Knowing that changes in uncertainty matter for the economy is one thing, knowing how much is another issue altogether. Without precise answers on the quantitative impact of uncertainty it is unclear how much we should respond, and impossible for financial markets to anticipate our response. Developing quantitative measures of the consequences of uncertainty is an important step in reducing intrinsic uncertainty. At this workshop, it is pleasing to see several presentations that attempt to quantify the economic impact of uncertainty shocks. Indeed, the Reserve Bank is also presenting its own effort at modelling these quantitative impacts (Kamber et. al. 2016).

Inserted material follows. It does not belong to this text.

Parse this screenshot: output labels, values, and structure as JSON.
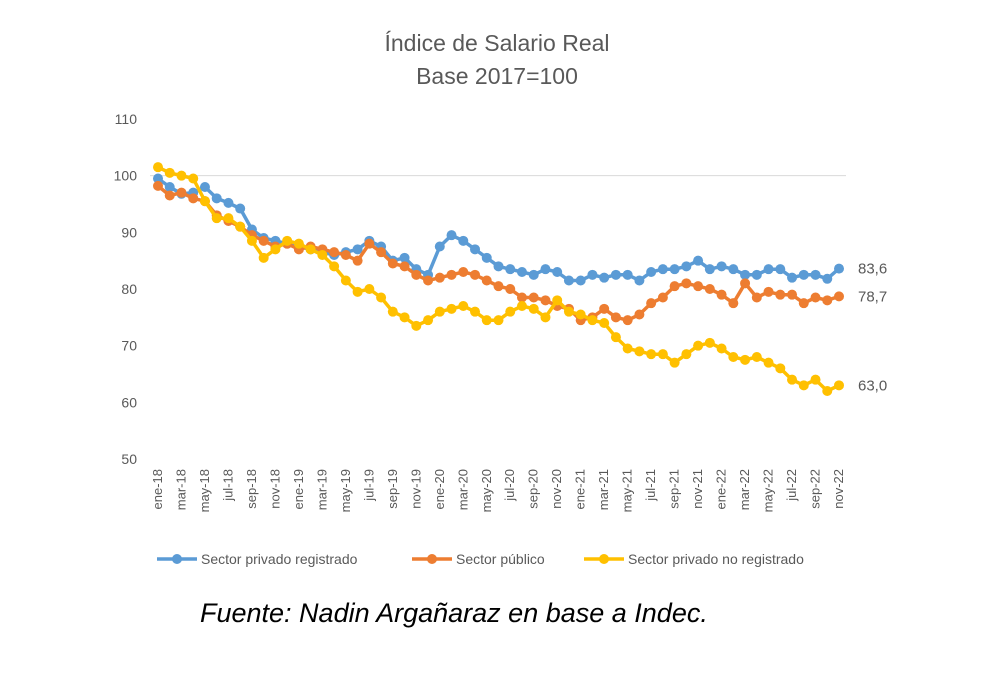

These are early days for the growing literature on uncertainty. I look forward to the insights provided by this workshop, and I hope that some of the questions I have posed prove useful in motivating future research.

References

  • Baker, Scott R. & Nicholas Bloom & Steven J. Davis (forthcoming) "Measuring Economic Policy Uncertainty,", Quarterly Journal of Economics, forthcoming.
  • Bloom, Nicholas (2009) "The Impact of Uncertainty Shocks," Econometrica, vol. 77(3), pages 623-685.
  • Bloom, Nicholas (2014) "Fluctuations in Uncertainty," Journal of Economic Perspectives, vol. 28(2), pages 153-76.
  • Friedman, Milton (1960), A Program for Monetary Stability, New York: Fordham University Press.
  • Jurado, Kyle & Sydney C. Ludvigson & Serena Ng (2015) "Measuring Uncertainty," American Economic Review, vol. 105(3), pages 1177-1216.
  • Kamber, Gunes, Chris McDonald, Nicholas Sander & Konstantinos Theodoridis (2015) “A structural model for policy analysis and forecasting”, Reserve Bank Of New Zealand Discussion paper, DP2015/05.
  • Kamber, Gunes, Ozer Karagedikli, Michael Ryan & Tugrul Vehbi (2016) “International spill-overs of uncertainty shocks: Evidence from a FAVAR”, forthcoming CAMA Working Paper.
  • Lahiri, Kajal & Sheng, Xuguang (2010) “Measuring forecast uncertainty by disagreement: The missing link,” Journal of Applied Econometrics, vol. 25, pages 514–538.
  • Leduc, Sylvain & Zheng Liu (2016) “Uncertainty shocks are aggregate demand shocks,” Journal of Monetary Economics, vol. 82, pages 20-35.
  • Rossi, Barbara & Tatevik Sekhposyan & Mattheiu Soupre (2016) “Understanding the Sources of Macroeconomic Uncertainty,” CEPR Discussion Papers 11415.
  • Svensson Lars E O (2003) “The Inflation Forecast and the Loss Function,” in Paul Mizen, ed. Central Banking, Monetary Theory and Practice: Essays in Honour of Charles Goodhart, Volume I, Edward Elgar, pages 135-152.
  • Zarnowitz, Victor & Louis A. Lambros (1987) “Consensus and Uncertainty in Economic Prediction,” Journal of Political Economy, vol 95(3), pages 591-621.

 

1 The workhorse model for monetary policy analysis is the dynamic stochastic general equilibrium (DSGE) model. The Reserve Bank of New Zealand has developed and uses its own DSGE model, described in Kamber, McDonald, Sander and Theodoridis (2015), to aid in its understanding of and explain the consequences of recent developments in inflation and the real economy.

2 See Bloom (2014) for a review.

3 There is a long tradition of constructing uncertainty indices using forecast disagreements (e.g. Zarnowitz & Lambros, 1987, Lahiri & Sheng, 2010). The presented uncertainty index for New Zealand is constructed using forecast disagreements from Consensus forecasts.

4 See Friedman (1960) and Svensson (2003).